お前はこの番号が誰の番号だか憶えていない。電話に出たとき、『おもちゃの兵隊、慶悟』
というのを聞くとすぐに、お前はこの最も深い催眠状態に戻っていって、私の命令に従う
ことができる。それから」
 灰島は付け加えた。
「お前は兄と同じ大学を受け、この街に暮らしたい。他のどこに行くことも考えられない」
 慶悟は深く深くこの催眠を受け入れた。十分に刷り込みが完了したのを確認すると、灰
島がいった。
「慶悟、祥悟、陽汰、今から3つ数えると、お前たちはここから立ち去る。そして、いっ
たん表通りに出たら、ふだんの意識に戻る。ふだんの意識に戻っていても、忘れているだ
けで私の与えた命令は全て心に刻まれている。…1、…2、…3」

 三人は今まで自分がどうしていたかも忘れ、何事もなかったのように歩いていた。祥悟
と陽汰は、自分たちの通う大学や街を慶悟に案内した。
 そのうち、祥悟のモノはフッパンの中で窮屈そうに膨らみ始めた。前を歩く陽汰の引き
締まった尻に、妙にソソられたのだ。横を見ると、慶悟の視線もそこに注がれ、ジーパン
の前に窮屈なテントを張っていた。祥悟は、弟も同じことを考えていると何故か確信した。

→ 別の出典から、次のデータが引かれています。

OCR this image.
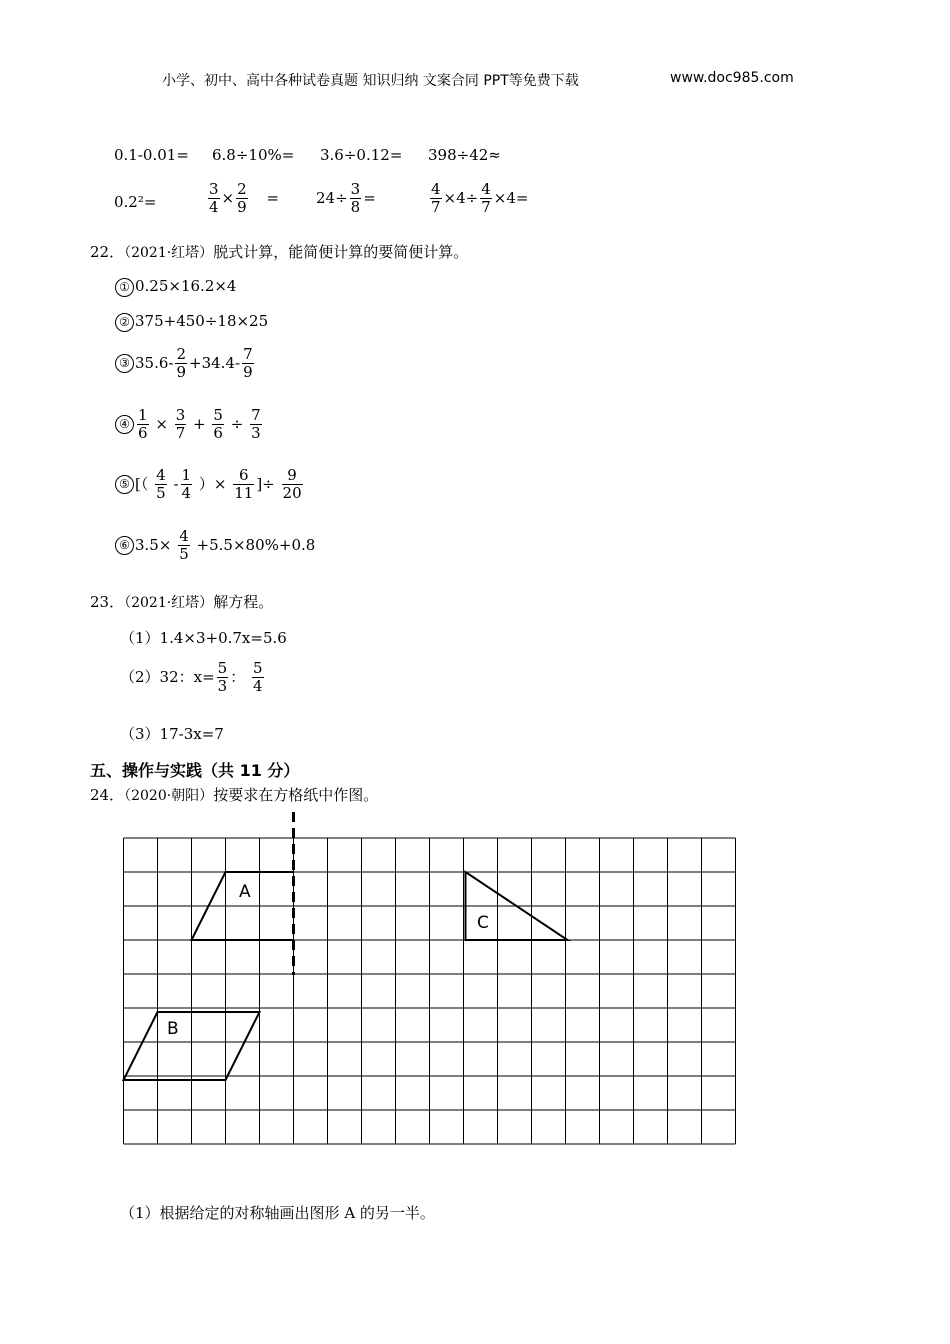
小学、初中、高中各种试卷真题 知识归纳 文案合同 PPT等免费下载	www.doc985.com
0.1-0.01= 6.8÷10%= 3.6÷0.12= 398÷42≈
0.2²=	$\frac{3}{4} \times \frac{2}{9} = 24\div \frac{3}{8}$ =	$\frac{4}{7} \times 4\div \frac{4}{7} \times 4=$
22．（2021·红塔）脱式计算，能简便计算的要简便计算。
① 0.25×16.2×4
② 375+450÷18×25
③ $35.6- \frac{2}{9} +34.4- \frac{7}{9}$
④ $\frac{1}{6} \times \frac{3}{7} + \frac{5}{6} \div \frac{7}{3}$
⑤ [（ $\frac{4}{5} - \frac{1}{4}$ ）× $\frac{6}{11}$ ]÷ $\frac{9}{20}$
⑥ $3.5\times \frac{4}{5} +5.5\times 80\%+0.8$
23．（2021·红塔）解方程。
（1）1.4×3+0.7x=5.6
（2）32：$x= \frac{5}{3}$ ： $\frac{5}{4}$
（3）17-3x=7
五、操作与实践（共 11 分）
24．（2020·朝阳）按要求在方格纸中作图。
A
B
C
（1）根据给定的对称轴画出图形 A 的另一半。
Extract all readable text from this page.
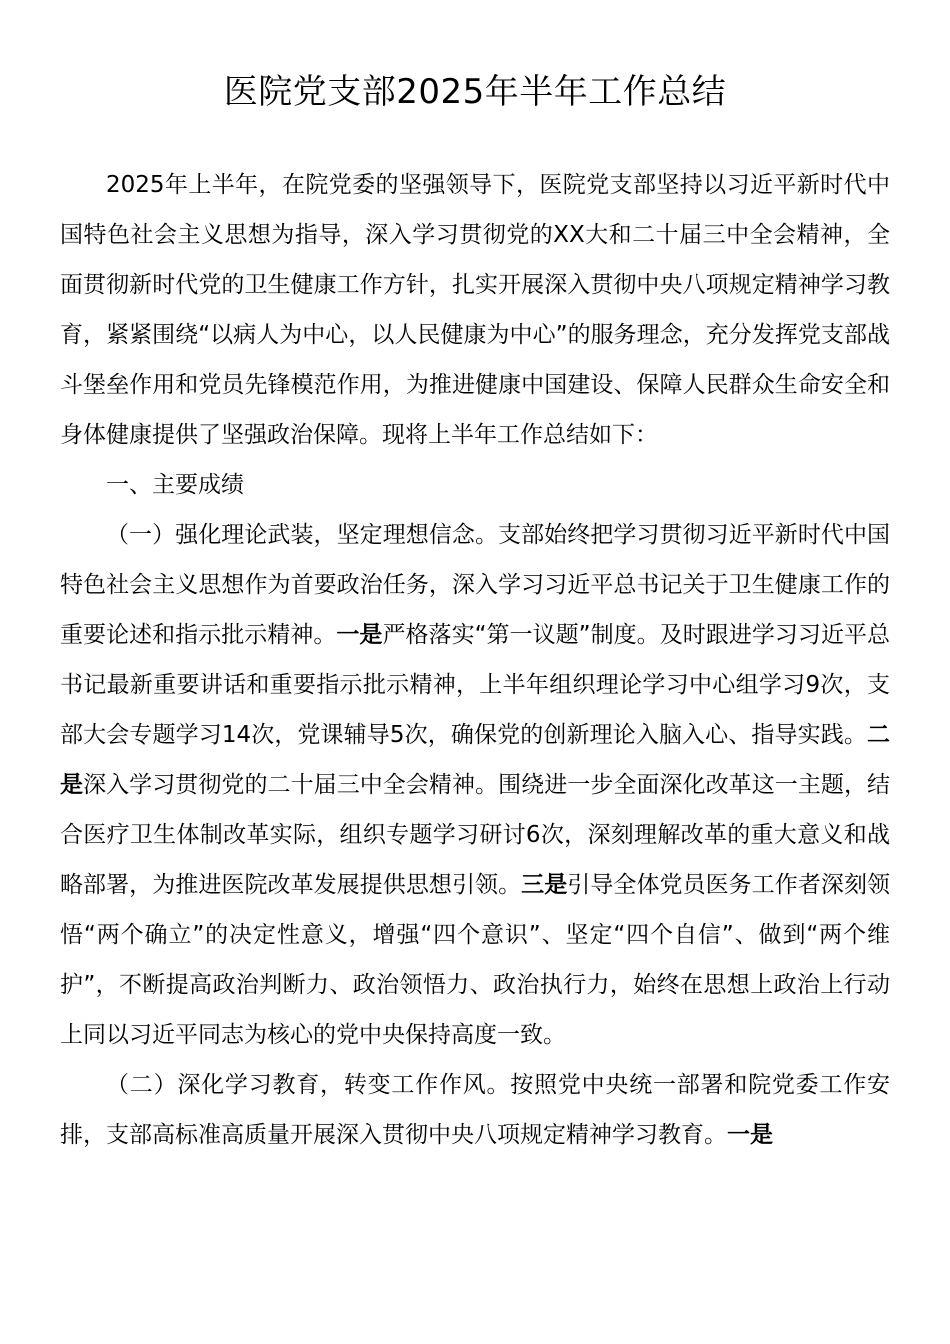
医院党支部2025年半年工作总结

2025年上半年，在院党委的坚强领导下，医院党支部坚持以习近平新时代中国特色社会主义思想为指导，深入学习贯彻党的XX大和二十届三中全会精神，全面贯彻新时代党的卫生健康工作方针，扎实开展深入贯彻中央八项规定精神学习教育，紧紧围绕“以病人为中心，以人民健康为中心”的服务理念，充分发挥党支部战斗堡垒作用和党员先锋模范作用，为推进健康中国建设、保障人民群众生命安全和身体健康提供了坚强政治保障。现将上半年工作总结如下：

一、主要成绩

（一）强化理论武装，坚定理想信念。支部始终把学习贯彻习近平新时代中国特色社会主义思想作为首要政治任务，深入学习习近平总书记关于卫生健康工作的重要论述和指示批示精神。一是严格落实“第一议题”制度。及时跟进学习习近平总书记最新重要讲话和重要指示批示精神，上半年组织理论学习中心组学习9次，支部大会专题学习14次，党课辅导5次，确保党的创新理论入脑入心、指导实践。二是深入学习贯彻党的二十届三中全会精神。围绕进一步全面深化改革这一主题，结合医疗卫生体制改革实际，组织专题学习研讨6次，深刻理解改革的重大意义和战略部署，为推进医院改革发展提供思想引领。三是引导全体党员医务工作者深刻领悟“两个确立”的决定性意义，增强“四个意识”、坚定“四个自信”、做到“两个维护”，不断提高政治判断力、政治领悟力、政治执行力，始终在思想上政治上行动上同以习近平同志为核心的党中央保持高度一致。

（二）深化学习教育，转变工作作风。按照党中央统一部署和院党委工作安排，支部高标准高质量开展深入贯彻中央八项规定精神学习教育。一是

慶悟に目でサインを送る。その無言の合図に、慶悟は熱心そうに頷いた。ジーンズの膨ら
みがさらに大きくなった。
「おもちゃの兵隊、陽汰。お家に帰る時間だ」
 歩いていた陽汰はびくっと立ち止まると、「はい、家に帰る時間です」と呟き、くるり
と方向転換して、彼らのアパートへ進み出した。